Among the other drugs or substances taken by our patient, fluoxetine, olanzapine, and cocaine can also cause QT interval prolongation and may be associated with torsades de pointes. The hallmark of cocaine intoxication is wide complex arrhythmia which was absent in our patient [6]. Fluoxetine can cause QTc prolongation in toxic doses. Three clinical studies involving 350 patients treated with fluoxetine showed no significant changes in the QTc interval. There is a single case report of QTc prolongation in a patient taking 40 mg fluoxetine daily which resolved after fluoxetine was stopped. Our patient was taking half of that dose and had therapeutic fluoxetine levels on admission. Additionally the QTc prolongation reappeared despite the discontinuation of fluoxetine [7, 8]. Therapeutic olanzapine and trazodone have mild and clinically nonsignificant effects on QTc prolongation [9, 10].

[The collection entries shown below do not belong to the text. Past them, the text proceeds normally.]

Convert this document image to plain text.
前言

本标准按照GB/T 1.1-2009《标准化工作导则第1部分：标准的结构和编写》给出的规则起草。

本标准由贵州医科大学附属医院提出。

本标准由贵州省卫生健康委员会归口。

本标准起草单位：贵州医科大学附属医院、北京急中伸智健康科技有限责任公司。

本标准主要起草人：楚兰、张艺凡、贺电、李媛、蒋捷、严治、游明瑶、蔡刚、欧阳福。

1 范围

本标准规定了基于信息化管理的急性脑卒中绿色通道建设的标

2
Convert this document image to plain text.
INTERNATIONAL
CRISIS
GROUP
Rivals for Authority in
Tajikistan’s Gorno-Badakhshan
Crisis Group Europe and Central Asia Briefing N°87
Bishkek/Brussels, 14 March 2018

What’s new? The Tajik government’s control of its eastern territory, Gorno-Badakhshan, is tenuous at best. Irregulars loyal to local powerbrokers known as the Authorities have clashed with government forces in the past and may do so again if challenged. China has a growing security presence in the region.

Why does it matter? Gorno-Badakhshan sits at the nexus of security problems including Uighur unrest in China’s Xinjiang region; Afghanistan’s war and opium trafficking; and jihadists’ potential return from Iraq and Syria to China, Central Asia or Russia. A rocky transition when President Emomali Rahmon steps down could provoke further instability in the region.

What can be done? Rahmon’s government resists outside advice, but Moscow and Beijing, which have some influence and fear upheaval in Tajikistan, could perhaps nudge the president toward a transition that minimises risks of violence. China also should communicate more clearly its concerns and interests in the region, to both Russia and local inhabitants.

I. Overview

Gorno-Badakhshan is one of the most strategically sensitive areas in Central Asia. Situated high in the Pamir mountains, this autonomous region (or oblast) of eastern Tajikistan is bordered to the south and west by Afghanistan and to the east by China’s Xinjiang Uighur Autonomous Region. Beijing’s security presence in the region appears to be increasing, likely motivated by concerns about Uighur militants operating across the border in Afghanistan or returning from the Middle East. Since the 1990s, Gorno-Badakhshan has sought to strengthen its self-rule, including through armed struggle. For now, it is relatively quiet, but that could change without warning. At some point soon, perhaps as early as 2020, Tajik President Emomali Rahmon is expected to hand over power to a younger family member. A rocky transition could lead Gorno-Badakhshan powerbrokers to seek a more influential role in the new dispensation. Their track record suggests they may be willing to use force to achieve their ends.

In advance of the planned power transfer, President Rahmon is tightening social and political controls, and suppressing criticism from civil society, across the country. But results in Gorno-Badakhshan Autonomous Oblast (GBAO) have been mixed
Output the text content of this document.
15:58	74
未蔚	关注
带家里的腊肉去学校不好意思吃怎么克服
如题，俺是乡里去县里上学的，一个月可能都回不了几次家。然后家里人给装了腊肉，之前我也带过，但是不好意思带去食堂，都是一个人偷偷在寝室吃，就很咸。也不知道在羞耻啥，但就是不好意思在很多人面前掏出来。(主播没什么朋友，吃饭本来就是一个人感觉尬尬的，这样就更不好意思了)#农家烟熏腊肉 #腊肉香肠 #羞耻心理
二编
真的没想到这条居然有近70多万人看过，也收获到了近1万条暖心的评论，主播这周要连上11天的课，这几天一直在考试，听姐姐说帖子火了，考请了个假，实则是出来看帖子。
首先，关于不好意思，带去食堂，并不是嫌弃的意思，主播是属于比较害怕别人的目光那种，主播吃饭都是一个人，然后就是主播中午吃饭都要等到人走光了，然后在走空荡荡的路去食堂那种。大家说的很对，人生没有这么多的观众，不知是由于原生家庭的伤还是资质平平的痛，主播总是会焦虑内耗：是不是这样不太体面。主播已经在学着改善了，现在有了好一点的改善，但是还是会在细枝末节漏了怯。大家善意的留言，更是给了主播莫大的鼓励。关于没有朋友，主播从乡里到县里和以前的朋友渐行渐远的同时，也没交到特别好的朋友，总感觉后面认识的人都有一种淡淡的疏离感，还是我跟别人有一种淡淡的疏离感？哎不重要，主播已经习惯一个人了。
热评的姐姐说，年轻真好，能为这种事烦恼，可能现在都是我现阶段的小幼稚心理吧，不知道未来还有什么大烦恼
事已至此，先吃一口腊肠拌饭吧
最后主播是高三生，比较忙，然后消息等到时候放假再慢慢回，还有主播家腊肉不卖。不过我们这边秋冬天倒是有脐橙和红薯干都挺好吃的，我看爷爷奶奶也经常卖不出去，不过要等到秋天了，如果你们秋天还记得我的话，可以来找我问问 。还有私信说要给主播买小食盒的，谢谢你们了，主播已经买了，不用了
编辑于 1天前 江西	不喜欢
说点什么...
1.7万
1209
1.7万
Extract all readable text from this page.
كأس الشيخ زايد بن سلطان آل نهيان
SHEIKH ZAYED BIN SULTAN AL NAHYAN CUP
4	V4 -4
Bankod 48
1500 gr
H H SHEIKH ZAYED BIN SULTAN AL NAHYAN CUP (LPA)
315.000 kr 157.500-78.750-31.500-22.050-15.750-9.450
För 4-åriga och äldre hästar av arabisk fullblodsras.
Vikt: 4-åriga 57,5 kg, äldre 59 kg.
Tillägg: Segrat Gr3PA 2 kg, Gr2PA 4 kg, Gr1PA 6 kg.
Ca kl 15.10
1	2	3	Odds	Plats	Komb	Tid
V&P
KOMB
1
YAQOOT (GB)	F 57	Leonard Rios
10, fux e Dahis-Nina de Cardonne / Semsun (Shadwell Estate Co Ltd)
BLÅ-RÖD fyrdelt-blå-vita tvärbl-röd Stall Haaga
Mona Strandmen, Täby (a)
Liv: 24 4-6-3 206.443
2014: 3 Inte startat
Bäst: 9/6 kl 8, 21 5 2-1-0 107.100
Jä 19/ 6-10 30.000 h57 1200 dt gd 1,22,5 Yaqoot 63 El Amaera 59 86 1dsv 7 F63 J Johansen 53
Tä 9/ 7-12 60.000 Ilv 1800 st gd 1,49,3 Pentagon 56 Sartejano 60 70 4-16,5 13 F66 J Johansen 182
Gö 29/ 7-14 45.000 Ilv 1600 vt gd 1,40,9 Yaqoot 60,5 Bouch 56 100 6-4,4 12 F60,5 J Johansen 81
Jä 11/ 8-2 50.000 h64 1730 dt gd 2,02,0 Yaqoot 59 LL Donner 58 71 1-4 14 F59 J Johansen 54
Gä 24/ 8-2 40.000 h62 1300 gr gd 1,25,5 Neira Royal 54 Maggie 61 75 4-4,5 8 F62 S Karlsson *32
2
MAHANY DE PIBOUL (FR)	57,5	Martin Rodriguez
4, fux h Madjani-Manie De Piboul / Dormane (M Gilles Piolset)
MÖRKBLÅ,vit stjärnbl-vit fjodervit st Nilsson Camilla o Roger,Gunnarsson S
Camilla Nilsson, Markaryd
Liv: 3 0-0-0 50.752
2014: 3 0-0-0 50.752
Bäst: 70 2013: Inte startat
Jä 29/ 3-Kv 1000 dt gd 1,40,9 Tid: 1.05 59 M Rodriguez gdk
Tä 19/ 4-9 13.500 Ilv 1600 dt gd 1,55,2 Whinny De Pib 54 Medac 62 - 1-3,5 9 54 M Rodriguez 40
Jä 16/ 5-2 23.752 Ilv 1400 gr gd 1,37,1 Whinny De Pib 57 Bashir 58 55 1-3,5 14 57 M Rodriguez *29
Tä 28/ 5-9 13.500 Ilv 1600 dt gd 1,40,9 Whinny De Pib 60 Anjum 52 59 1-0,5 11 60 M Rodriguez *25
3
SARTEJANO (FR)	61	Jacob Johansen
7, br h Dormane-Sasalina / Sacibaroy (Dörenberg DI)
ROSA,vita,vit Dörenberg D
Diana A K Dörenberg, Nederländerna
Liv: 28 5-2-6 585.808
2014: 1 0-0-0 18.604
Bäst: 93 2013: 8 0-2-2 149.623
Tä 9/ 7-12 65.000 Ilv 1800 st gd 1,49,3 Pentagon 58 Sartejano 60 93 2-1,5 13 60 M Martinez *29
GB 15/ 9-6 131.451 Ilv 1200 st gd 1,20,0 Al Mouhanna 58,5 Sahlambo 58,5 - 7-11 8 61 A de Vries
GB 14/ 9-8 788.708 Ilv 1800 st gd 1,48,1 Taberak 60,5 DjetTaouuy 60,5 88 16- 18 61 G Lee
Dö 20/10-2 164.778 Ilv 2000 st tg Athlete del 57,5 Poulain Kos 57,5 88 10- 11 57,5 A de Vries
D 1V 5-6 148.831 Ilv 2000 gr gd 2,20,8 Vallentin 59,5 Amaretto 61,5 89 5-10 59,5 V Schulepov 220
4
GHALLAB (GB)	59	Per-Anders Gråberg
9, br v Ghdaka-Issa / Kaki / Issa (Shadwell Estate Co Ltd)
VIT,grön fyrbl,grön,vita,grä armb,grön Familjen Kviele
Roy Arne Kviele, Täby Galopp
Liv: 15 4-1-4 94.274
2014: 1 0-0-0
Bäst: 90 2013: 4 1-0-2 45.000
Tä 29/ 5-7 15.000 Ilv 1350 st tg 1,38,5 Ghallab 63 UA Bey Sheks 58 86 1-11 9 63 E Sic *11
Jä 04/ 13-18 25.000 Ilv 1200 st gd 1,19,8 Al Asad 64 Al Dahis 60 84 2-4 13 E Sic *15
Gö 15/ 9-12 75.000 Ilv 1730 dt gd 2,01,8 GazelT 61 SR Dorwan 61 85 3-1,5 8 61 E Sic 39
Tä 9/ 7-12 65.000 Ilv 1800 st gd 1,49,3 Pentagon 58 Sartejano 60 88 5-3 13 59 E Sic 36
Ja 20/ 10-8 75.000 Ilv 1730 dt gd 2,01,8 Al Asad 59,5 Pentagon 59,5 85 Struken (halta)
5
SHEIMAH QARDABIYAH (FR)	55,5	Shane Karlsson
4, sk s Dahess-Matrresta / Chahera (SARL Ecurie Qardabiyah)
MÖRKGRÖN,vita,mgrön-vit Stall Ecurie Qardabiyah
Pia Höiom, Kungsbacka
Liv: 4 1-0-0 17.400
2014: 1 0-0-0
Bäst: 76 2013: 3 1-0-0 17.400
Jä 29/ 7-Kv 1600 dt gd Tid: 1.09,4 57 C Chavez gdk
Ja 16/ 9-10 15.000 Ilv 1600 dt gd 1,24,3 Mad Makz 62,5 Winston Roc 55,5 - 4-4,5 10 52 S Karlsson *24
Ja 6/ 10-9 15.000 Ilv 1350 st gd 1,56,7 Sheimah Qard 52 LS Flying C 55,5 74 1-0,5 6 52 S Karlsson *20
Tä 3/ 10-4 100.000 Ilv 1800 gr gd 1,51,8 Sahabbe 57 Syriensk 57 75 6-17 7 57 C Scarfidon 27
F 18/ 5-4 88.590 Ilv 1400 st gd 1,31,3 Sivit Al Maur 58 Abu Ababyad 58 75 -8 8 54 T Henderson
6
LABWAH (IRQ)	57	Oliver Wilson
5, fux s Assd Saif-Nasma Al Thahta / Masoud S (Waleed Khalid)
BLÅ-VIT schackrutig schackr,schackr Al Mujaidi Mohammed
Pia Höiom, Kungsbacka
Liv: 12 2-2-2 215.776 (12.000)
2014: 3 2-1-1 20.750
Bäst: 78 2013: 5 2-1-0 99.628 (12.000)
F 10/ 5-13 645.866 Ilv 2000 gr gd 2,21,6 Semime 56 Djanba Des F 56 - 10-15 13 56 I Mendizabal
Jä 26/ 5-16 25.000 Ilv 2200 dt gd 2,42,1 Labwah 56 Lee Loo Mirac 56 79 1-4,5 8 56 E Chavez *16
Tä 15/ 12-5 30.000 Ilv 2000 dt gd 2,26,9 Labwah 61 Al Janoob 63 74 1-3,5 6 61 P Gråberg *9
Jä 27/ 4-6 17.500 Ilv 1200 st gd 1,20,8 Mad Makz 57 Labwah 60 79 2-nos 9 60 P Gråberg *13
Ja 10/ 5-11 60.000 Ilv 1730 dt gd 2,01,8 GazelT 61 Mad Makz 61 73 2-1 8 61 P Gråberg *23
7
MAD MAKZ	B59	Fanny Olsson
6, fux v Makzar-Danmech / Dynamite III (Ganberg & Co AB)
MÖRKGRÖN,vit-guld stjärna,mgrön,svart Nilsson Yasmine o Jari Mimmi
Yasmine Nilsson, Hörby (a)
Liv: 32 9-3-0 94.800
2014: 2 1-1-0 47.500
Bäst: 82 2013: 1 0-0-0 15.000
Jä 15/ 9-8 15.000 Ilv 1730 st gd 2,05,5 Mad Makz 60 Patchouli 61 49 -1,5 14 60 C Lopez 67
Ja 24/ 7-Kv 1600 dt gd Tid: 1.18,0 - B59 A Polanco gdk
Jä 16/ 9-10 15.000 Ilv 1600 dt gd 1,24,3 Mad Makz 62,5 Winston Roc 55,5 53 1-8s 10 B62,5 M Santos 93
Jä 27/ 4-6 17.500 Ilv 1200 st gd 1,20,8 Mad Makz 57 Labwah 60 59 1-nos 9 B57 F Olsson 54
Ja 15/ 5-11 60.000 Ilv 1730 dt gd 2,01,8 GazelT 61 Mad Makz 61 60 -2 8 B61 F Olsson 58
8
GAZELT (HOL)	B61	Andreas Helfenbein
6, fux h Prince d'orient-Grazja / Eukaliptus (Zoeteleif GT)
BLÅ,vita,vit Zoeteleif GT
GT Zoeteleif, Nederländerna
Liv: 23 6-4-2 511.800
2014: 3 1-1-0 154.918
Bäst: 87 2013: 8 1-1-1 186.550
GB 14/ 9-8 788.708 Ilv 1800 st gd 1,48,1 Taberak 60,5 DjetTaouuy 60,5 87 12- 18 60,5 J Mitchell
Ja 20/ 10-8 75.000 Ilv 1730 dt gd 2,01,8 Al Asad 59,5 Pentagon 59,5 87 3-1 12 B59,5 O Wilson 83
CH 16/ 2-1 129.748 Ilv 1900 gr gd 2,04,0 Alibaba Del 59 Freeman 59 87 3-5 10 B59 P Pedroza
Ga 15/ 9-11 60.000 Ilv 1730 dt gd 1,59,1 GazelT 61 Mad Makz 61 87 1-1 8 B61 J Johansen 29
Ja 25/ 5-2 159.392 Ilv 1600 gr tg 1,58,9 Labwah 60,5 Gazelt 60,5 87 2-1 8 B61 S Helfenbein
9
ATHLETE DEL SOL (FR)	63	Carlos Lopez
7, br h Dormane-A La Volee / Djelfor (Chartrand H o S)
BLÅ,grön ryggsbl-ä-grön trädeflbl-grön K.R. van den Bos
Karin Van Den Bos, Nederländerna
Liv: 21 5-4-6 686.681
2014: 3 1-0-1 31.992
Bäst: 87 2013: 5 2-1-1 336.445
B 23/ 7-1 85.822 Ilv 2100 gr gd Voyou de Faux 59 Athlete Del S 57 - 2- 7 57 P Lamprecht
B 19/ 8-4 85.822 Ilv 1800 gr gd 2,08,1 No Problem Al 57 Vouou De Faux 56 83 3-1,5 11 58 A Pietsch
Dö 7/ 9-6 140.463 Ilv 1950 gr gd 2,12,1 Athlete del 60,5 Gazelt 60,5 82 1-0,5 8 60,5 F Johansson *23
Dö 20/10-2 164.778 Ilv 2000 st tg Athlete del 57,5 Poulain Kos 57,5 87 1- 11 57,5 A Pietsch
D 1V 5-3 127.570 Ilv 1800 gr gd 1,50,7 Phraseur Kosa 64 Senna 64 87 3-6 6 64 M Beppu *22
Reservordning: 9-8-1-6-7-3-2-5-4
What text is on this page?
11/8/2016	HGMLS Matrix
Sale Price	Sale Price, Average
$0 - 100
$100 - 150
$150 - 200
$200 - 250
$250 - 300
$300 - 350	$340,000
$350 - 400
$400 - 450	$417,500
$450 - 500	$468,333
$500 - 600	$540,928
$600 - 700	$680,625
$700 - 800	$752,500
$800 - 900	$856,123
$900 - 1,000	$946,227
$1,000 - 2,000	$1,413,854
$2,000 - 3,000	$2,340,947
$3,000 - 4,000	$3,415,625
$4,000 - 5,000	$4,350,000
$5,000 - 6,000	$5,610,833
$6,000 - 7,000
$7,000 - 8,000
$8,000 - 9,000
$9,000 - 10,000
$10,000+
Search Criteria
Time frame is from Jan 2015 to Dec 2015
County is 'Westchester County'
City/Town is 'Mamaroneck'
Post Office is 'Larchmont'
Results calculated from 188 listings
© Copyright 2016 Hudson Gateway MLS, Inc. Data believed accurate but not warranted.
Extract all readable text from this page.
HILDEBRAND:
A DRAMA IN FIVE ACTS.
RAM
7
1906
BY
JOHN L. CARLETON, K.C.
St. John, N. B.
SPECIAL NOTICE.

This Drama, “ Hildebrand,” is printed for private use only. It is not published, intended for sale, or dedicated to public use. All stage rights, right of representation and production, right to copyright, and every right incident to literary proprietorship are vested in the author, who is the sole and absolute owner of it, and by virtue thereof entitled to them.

The QTc interval showed a dose-response relationship consistent with the administration of methadone; it gradually decreased when methadone was stopped and became immediately prolonged after methadone was reinstituted. Our patient had a normal QTc interval 4 years prior to the event while he was taking the same amount of methadone (404 ms vs. 576 ms postresuscitation). The delayed effect of methadone on the QTc interval and questionable compliance of the patient can probably explain this difference. Although cocaine may have contributed to our patient’s cardiac arrest, we believe that this effect took place on an already compromised heart secondary to the documented QTc prolongation induced by methadone. This effect was reported to the local drug safety center.

In conclusion, in addition to the experimental evidence supporting the concept that methadone prolongs the QTc interval through a dose-dependent mechanism, there is an increasing number of reports suggesting that this effect can also occur in humans. Consequently the QT interval should be carefully monitored especially when the dose of methadone is increased or when the patient is given other medications which could also affect the QT interval [11].